Seattle Considering Proposed Statewide Rules Over Ridesharing Services Like Uber, Lyft
Lawmakers in Olympia, Washington, said that they have introduced a new bill that would regulate app-based ridesharing services like Uber, Lyft and Sidecar, media reports said Monday. In Seattle, the regulation could replace an earlier agreement, brokered by Mayor Ed Murray and passed by the city council in July, which had lifted the cap on the number of cars each company could retain while also awarding new licenses for taxis.
The new proposal, Senate Bill 5550, introduced by Sen. Cyrus Habib, D-Kirkland, called for rules like boosting insurance requirements beyond Seattle and introducing a new permitting process, The Seattle Times reported. Habib said that these services shouldn’t be subject to separate permitting processes in every city and called for standard rules statewide. Habib, who thanked Murray for reconciling the industry, said he has met Murray regarding the legislation and would work with his representatives on it.
However, Seattle’s leaders are worried that a state-level law might override local efforts to manage the fast-growing industry. “The TNCs (travel network companies) would like to wipe out Seattle’s right to regulate them,” Mike O’Brien, Seattle city council member, said, according to The Seattle Times, adding: “That issue of state pre-emption of local jurisdictions is something that causes me serious concerns.”
Among other rules, Habib’s regulation would require the service providers to insure all on-the-job drivers, including those who have not been dispatched to customers. Currently, drivers who are not dispatched to customers may not be insured. Once a passenger is in the car, the insurance coverage would increase, according to the new bill. Habib also proposed that drivers will have to pass a background check to get hired.

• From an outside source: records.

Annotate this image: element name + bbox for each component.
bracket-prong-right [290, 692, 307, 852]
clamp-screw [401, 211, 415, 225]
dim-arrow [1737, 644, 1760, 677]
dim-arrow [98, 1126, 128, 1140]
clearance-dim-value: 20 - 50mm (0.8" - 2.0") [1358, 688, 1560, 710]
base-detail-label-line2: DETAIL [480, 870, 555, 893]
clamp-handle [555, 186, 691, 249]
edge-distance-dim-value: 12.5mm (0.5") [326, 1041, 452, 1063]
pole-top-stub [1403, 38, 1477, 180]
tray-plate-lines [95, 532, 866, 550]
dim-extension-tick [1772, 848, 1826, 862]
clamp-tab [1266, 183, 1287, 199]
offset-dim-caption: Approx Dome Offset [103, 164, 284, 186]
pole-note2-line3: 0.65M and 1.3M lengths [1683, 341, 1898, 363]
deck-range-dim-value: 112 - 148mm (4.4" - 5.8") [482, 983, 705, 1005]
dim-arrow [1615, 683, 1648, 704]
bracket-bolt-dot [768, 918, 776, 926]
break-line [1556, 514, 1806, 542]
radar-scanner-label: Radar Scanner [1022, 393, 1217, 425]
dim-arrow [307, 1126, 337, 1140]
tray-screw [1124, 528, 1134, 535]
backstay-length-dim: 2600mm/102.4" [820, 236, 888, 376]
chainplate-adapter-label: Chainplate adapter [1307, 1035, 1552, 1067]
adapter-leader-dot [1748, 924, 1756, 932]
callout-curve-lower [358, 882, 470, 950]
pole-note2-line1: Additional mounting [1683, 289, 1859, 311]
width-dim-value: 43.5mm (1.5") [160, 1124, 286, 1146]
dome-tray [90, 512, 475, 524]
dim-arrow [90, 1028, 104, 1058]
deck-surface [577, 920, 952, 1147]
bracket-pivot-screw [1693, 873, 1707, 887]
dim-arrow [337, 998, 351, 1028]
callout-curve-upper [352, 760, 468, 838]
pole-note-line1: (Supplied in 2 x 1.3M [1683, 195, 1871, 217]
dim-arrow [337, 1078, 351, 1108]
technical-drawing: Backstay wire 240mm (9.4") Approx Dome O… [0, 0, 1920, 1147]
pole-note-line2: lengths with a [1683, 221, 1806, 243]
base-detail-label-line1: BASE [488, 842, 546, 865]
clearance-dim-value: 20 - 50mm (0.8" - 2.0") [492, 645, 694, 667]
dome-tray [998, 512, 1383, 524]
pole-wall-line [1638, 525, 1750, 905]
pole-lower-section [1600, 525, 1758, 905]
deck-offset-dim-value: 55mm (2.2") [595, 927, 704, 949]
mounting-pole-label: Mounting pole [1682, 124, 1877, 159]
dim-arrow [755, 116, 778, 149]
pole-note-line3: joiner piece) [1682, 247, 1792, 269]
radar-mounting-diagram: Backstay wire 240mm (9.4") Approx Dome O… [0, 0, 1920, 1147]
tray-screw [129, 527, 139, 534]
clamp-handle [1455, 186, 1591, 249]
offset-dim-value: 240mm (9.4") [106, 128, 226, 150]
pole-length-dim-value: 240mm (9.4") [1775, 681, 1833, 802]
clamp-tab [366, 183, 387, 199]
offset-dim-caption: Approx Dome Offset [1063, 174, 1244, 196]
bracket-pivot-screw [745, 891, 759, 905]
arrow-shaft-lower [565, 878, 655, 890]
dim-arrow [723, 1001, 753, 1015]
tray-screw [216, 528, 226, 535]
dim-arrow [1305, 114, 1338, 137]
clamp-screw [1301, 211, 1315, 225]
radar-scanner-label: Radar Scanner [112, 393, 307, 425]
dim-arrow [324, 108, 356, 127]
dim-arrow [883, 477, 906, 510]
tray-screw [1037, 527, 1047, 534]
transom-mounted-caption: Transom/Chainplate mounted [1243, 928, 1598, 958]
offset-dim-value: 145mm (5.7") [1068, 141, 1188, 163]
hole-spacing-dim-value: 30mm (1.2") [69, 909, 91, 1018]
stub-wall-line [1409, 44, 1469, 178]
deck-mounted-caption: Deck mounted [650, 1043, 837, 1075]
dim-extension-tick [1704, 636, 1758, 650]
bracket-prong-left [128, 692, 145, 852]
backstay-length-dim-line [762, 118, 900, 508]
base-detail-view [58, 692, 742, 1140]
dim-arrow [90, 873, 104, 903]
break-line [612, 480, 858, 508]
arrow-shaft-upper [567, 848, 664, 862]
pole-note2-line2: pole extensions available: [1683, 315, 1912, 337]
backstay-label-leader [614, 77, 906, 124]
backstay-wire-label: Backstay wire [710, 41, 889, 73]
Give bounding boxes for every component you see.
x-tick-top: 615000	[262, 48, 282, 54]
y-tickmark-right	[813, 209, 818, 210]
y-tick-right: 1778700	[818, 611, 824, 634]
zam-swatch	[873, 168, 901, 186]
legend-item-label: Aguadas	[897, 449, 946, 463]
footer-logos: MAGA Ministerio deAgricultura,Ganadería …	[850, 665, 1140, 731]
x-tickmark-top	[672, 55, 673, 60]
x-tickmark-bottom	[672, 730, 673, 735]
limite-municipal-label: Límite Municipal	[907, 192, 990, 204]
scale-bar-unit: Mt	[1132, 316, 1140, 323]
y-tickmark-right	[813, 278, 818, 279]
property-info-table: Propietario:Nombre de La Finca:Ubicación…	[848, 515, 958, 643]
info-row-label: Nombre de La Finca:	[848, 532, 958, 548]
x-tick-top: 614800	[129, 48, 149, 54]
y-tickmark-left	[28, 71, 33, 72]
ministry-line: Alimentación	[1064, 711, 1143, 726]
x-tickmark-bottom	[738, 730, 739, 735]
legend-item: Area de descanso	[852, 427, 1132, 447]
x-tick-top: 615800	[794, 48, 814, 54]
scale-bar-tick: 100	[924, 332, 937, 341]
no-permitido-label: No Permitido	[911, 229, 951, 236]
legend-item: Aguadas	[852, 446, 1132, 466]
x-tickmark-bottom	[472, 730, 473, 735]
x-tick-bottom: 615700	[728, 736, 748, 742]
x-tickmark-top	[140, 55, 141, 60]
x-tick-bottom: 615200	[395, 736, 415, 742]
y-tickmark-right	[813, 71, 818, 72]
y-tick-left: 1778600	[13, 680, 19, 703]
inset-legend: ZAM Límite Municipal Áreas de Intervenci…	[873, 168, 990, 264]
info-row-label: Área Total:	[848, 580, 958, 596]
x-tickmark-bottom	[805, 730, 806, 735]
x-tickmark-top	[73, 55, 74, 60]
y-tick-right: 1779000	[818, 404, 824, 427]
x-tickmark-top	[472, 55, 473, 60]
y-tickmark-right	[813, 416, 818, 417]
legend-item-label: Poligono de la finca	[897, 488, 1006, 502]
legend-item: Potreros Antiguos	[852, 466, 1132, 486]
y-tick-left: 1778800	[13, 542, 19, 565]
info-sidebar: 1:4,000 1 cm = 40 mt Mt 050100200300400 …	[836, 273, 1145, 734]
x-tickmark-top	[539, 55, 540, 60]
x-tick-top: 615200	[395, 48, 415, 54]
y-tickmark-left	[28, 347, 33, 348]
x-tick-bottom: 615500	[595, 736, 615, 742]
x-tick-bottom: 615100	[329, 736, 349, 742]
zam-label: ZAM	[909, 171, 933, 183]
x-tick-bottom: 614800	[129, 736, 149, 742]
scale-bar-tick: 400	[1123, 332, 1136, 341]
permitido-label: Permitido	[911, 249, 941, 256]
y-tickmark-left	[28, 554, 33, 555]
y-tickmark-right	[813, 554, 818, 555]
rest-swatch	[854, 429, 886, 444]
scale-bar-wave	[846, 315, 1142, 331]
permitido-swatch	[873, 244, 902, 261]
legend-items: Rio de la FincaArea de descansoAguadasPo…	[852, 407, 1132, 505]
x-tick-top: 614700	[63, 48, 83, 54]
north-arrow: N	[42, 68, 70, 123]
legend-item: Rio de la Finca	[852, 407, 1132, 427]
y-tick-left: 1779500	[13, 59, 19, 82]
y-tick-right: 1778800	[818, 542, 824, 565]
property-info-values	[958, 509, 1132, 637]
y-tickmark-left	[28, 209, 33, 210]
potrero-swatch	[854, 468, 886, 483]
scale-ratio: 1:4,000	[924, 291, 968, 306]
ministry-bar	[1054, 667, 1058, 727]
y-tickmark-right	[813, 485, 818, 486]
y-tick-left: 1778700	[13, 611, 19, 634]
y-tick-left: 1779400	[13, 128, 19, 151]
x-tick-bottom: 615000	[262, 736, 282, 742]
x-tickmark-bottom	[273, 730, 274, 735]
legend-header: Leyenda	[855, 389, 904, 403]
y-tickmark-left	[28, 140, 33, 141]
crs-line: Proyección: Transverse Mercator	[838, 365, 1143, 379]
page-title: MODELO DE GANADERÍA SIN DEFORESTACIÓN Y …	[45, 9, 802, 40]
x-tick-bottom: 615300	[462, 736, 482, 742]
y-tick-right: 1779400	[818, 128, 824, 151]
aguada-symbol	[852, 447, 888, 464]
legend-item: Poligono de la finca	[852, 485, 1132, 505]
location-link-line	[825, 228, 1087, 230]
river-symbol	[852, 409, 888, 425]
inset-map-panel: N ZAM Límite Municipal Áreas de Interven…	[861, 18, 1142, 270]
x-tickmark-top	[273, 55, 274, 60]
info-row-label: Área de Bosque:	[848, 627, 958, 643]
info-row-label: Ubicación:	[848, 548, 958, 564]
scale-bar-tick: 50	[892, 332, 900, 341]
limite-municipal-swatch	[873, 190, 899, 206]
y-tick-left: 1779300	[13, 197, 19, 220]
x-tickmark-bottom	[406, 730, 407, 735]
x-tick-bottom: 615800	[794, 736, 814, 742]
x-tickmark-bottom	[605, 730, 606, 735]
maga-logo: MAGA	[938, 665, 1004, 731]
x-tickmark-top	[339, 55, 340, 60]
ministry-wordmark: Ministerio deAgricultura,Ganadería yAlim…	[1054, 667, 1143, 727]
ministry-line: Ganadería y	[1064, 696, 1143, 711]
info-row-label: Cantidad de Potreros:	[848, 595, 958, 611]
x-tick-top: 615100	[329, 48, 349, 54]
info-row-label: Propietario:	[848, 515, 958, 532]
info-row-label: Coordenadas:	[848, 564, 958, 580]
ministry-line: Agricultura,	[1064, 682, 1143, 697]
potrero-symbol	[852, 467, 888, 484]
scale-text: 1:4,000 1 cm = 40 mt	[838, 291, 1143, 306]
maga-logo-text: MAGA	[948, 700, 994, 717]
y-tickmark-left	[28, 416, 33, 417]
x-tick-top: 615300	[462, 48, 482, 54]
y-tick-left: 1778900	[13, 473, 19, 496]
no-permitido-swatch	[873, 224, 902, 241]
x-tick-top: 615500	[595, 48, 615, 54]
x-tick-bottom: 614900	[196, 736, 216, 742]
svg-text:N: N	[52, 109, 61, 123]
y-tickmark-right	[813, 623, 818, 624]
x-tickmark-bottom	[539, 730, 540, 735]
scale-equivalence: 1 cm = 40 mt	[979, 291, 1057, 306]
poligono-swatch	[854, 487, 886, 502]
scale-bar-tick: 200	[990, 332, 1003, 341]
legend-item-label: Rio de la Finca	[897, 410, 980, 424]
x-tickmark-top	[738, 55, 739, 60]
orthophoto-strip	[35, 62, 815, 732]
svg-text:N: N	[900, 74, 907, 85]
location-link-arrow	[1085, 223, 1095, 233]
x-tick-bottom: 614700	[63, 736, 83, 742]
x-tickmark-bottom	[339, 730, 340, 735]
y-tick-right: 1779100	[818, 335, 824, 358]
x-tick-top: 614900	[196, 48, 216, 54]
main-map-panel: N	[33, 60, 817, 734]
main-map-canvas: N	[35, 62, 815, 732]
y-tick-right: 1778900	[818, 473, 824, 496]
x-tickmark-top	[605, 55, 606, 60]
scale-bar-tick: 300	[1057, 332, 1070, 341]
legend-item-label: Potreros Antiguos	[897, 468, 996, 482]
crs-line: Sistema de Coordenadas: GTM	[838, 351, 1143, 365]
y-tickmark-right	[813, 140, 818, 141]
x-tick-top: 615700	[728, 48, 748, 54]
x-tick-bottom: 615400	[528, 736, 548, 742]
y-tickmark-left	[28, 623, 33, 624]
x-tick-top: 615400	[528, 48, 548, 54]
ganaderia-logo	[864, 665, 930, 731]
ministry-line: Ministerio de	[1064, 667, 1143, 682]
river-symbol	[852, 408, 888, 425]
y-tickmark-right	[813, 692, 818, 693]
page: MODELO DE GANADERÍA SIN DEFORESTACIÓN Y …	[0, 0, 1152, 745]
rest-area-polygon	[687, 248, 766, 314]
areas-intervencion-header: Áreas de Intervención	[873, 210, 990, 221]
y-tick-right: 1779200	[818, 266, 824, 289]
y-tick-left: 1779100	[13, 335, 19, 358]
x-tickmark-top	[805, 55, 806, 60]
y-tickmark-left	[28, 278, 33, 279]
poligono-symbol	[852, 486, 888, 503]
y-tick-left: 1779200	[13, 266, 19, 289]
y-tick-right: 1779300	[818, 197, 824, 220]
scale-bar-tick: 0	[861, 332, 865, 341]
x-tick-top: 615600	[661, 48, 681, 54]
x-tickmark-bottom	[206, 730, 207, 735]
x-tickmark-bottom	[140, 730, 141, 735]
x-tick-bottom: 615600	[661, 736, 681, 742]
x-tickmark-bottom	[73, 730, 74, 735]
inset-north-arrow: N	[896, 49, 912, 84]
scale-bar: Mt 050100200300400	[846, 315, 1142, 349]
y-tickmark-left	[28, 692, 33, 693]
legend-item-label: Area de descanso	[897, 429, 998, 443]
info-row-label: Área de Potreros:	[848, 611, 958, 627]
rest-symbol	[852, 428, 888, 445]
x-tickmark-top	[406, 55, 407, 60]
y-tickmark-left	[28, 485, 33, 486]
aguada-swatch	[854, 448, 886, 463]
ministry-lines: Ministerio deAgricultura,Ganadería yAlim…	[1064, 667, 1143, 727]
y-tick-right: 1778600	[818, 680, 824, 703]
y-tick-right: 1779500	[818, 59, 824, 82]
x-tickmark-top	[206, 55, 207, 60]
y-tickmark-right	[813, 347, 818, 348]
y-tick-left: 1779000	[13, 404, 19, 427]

“We’re following the TNC legislation in Olympia very closely,” Denise Movius of Seattle’s Department of Finance and Administrative Services, said, in a statement, according to The Seattle Times, adding: “Seattle was able to make great strides last year in creating a regulatory framework with support of the TNCs and taxi stakeholders that focuses on public safety, consumer protection, and equity throughout these industries. The city has expressed to the bill’s sponsor that as the process unfolds it will be critical that the protections we have in place are not diminished.”
App-based ridesharing services like Lyft and Uber reportedly consider Seattle as their biggest operations even though they run in smaller cities like Tacoma, Vancouver and Spokane. O’Brien added that Seattle thus, should be the main oversight. The proposal follows Colorado and California, where similar regulations had been passed.
Meanwhile, Uber, which has been riddled with controversies for a long time, released the findings of a report Friday that it had commissioned, the company said on its official blog Friday. The report by global law firm Hogan Lovells examined the company's privacy and data security processes and recommended that Uber could work on providing mandatory, job and specific training to employees, make policies easier for customers to understand and tighten access controls.